Przeczytaj, zanim wejdziesz na gumtree.
Kategoria: | Literatura faktu |
Zabezpieczenie: |
Watermark
|
ISBN: | 978-83-65853-10-3 |
Rozmiar pliku: | 774 KB |
FRAGMENT KSIĄŻKI
– Uuupiór! Upióóóóóór! – mężczyzna w szarawozielonym dresie krzyczał wyraźnie w naszą stronę.
– Darek – nie poznajesz?! To ja, Kisiel, „D” klasa Olechowskiej; sześć lat za tobą w ławce siedziałem.
– Robert? Kurde, nie poznałem; co ty tu robisz?
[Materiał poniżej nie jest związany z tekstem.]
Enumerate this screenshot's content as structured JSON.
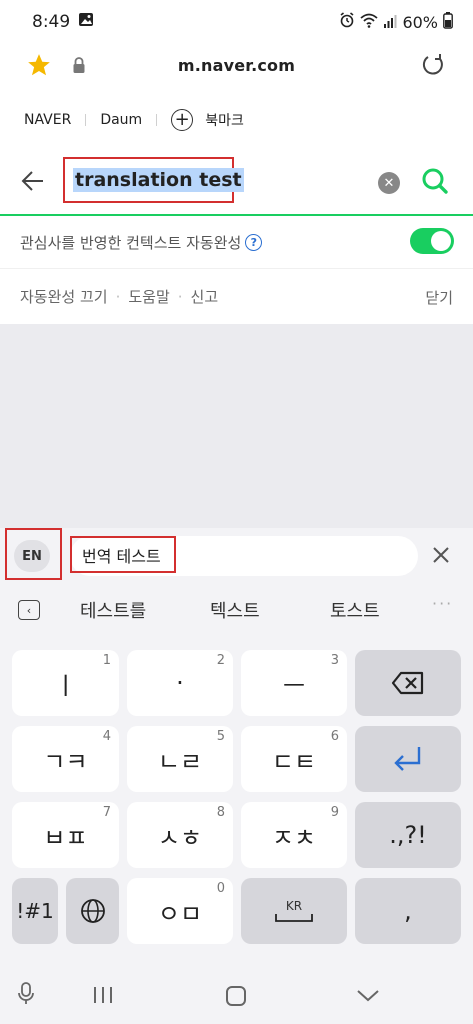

– Co ja robię? He, he, kurde, śmieci wynoszę, a co ty tu, kurde, robisz?
– Ja? W pracy jestem.
– W pracy? Kurdebelek, u nas w bloku?
– Mieszkanie pokazuję.
– A, pan agent. No proszę, proszę, garnitur, teczka, no, jakby cię Szymańska zobaczyła… To co stary, w niedzielę po chałupach łazisz i ludzi straszysz? Ha, ha, upiór w bloku. No i co u ciebie? Ożeniłeś się? Dzieci masz? A pamiętasz Marzenkę? Kurde, też tu mieszka pod szóstką.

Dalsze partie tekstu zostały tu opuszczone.